Para ele, o problema é a política migratória do país.
- Temos uma política migratória de fronteira aberta. Se é aberta, o imigrante entra, é legalizado e recebe apoio humanitário. O que precisamos é construir um processo de parceria e de cooperação entre os Estados para oferecer abrigo - avaliou Mourão.
Nesta terça-feira, o Ministério da Justiça anunciou a suspensão do transporte de imigrantes do Acre para a cidade de São Paulo. Os estrangeiros só devem voltar a ser levados após ser estabelecida nova estratégia. O governo do Acre diz que a operação está mantida.

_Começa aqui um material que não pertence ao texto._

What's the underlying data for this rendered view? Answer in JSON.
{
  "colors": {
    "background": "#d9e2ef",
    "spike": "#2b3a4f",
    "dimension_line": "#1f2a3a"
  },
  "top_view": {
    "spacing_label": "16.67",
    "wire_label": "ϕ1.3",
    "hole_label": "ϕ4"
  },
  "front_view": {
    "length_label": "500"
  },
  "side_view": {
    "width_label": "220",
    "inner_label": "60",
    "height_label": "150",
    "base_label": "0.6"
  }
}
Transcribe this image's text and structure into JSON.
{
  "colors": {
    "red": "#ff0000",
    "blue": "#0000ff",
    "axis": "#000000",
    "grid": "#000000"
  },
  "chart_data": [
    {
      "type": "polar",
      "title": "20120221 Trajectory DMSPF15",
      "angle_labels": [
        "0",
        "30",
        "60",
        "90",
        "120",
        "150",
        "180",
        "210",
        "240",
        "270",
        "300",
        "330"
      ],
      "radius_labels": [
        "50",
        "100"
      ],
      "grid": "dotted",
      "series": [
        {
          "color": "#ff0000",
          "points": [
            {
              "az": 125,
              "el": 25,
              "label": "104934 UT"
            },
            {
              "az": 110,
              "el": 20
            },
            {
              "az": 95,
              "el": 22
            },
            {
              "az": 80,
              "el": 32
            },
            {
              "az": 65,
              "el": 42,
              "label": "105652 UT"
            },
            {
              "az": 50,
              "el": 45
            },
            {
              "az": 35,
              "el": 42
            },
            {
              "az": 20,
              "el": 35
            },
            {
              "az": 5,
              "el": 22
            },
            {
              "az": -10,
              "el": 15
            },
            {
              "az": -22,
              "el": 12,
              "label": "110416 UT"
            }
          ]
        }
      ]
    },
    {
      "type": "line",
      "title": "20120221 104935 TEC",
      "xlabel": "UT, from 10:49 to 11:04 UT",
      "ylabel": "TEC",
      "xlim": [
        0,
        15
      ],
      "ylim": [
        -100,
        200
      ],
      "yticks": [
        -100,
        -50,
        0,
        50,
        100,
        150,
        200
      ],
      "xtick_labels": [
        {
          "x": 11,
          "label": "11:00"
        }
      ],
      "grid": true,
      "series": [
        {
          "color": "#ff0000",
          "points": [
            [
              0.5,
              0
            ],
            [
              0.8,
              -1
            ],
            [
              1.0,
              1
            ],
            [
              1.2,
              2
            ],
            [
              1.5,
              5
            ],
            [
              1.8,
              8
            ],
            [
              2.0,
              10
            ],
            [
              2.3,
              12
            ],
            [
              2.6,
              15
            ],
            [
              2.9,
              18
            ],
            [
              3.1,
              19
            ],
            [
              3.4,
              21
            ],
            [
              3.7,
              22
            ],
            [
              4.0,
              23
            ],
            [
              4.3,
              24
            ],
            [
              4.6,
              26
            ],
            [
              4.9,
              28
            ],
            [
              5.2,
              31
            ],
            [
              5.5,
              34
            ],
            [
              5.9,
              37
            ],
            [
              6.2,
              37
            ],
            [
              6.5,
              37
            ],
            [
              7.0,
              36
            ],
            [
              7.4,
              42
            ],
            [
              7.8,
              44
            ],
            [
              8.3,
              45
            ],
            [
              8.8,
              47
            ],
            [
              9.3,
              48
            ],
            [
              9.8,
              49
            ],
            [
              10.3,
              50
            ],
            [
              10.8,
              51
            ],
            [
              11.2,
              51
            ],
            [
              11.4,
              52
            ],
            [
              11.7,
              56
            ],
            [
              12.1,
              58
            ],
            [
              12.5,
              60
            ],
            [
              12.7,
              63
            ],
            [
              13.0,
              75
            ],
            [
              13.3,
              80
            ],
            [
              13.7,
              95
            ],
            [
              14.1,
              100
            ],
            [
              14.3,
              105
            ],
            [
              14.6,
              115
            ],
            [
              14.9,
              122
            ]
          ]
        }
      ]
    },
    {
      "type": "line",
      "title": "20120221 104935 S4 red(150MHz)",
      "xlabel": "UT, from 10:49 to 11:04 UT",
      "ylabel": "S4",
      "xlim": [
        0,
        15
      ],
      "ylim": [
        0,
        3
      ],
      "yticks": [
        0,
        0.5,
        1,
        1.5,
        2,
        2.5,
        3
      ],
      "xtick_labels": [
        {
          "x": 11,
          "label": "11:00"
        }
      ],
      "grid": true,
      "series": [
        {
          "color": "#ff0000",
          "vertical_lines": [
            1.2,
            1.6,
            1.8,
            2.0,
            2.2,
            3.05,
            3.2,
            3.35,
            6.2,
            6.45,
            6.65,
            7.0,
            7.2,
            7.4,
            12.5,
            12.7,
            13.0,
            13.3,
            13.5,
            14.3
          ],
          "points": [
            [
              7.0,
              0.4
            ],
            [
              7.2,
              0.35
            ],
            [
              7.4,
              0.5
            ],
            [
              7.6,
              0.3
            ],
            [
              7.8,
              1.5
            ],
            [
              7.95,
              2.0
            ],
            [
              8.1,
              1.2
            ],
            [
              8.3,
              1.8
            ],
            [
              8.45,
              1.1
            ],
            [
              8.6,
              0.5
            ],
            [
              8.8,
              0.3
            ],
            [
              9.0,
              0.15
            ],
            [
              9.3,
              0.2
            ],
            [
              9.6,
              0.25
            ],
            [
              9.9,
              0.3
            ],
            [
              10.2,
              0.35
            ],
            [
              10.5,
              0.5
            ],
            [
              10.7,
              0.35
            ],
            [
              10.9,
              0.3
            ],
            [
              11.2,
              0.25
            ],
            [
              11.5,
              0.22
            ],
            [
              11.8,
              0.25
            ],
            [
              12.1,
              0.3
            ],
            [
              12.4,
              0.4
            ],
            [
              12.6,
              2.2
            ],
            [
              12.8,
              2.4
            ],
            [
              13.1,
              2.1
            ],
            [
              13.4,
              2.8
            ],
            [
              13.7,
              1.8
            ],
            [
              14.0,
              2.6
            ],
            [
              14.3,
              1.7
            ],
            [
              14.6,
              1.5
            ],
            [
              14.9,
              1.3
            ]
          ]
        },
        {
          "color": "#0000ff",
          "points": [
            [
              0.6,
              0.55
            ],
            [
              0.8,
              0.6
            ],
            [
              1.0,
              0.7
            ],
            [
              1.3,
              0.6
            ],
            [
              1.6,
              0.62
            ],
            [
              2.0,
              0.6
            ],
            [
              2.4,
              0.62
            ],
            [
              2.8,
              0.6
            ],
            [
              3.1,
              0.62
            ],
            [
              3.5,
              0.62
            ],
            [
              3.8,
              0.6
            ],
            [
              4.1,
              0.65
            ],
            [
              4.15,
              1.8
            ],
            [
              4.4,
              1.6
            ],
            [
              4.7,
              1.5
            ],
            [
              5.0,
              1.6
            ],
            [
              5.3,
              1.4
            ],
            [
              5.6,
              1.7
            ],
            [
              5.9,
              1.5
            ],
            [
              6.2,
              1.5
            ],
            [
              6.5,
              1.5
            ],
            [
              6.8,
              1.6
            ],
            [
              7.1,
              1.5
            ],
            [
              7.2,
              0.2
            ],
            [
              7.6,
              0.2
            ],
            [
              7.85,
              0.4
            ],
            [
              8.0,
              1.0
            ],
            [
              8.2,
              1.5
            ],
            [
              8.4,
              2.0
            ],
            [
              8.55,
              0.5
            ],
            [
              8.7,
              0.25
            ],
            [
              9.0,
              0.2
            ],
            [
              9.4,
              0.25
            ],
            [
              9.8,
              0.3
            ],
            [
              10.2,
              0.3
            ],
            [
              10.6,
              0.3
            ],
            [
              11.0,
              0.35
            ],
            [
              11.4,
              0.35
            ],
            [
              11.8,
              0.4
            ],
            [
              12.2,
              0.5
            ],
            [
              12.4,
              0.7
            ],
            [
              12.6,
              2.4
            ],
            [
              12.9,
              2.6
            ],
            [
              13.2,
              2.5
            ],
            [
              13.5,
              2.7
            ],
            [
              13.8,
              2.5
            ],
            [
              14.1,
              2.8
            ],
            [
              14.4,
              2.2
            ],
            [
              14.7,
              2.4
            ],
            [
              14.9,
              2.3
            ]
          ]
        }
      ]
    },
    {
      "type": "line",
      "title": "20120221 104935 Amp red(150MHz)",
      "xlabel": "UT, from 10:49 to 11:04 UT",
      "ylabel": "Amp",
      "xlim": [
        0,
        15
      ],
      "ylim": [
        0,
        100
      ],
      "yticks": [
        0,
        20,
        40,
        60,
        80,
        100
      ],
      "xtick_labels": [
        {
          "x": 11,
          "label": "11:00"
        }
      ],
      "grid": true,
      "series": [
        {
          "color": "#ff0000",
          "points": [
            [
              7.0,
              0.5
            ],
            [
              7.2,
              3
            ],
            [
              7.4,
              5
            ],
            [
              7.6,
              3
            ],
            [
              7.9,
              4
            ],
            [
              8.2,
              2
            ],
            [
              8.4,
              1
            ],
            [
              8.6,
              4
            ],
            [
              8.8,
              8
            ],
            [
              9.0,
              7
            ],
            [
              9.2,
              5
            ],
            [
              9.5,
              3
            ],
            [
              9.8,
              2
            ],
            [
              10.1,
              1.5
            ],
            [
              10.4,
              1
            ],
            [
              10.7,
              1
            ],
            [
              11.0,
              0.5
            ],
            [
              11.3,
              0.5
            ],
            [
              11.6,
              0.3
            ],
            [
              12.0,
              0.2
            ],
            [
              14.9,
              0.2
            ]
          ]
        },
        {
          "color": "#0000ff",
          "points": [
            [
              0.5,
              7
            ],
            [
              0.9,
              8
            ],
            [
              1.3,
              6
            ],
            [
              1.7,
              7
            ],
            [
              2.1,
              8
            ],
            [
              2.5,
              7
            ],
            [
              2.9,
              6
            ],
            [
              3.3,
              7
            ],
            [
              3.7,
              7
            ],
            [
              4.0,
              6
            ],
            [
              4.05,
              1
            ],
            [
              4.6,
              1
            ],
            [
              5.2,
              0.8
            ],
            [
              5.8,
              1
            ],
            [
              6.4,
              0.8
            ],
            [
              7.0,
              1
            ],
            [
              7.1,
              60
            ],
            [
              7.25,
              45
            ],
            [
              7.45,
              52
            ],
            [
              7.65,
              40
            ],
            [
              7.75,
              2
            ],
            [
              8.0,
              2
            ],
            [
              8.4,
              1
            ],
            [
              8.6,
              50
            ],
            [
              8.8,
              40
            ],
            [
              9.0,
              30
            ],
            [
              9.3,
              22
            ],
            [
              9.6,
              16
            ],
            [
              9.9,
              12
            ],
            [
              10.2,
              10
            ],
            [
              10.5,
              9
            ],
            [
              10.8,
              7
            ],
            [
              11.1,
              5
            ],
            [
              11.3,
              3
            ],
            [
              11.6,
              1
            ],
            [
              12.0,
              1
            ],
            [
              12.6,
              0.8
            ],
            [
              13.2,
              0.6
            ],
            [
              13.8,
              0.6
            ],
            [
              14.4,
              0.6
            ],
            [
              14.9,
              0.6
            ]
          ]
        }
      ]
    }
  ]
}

A imigração de haitianos para o Brasil começou a ganhar fôlego em 2010, depois do terremoto que devastou o país e ampliou o cenário de pobreza, desemprego e desesperança. Eles entram no país pelo Acre e Amazonas, mas, depois de solicitar o refúgio, migram para as regiões Sudeste e Sul, onde conseguem mais acesso ao emprego. No Rio Grande do Sul, os imigrantes estão concentrados no interior, em cidades como Encantado, Bento Gonçalves, Caxias do Sul, Lajeado e Passo Fundo, trabalhando principalmente em frigoríficos e na construção civil, setores em que os empresários enfrentavam dificuldades para encontrar mão de obra. A indústria, desde o início, se interessou pela contratação dos imigrantes. A partir de 2015, contudo, os refugiados começaram a permanecer mais em Porto Alegre.
Além dos haitianos, o Brasil e o Rio Grande do Sul também contam com número crescente de imigrantes de Senegal e, em menor escala, Gana, Bangladesh e República Dominicana.
Em 2011, o número de pedidos de refúgio no Brasil, feito junto à Polícia Federal, foram de 3.501. Em 2013, chegaram a 17.927. Já em 2014, somente até o final de julho, as solicitações de abrigo no país estavam em 17.903.
Até agosto do ano passado, as estimativas eram de que cerca de dez mil novos imigrantes - caribenhos e africanos - estavam vivendo no Rio Grande do Sul. Os haitianos estariam em torno de sete mil. Depois, a segunda maior comunidade era a de Senegal.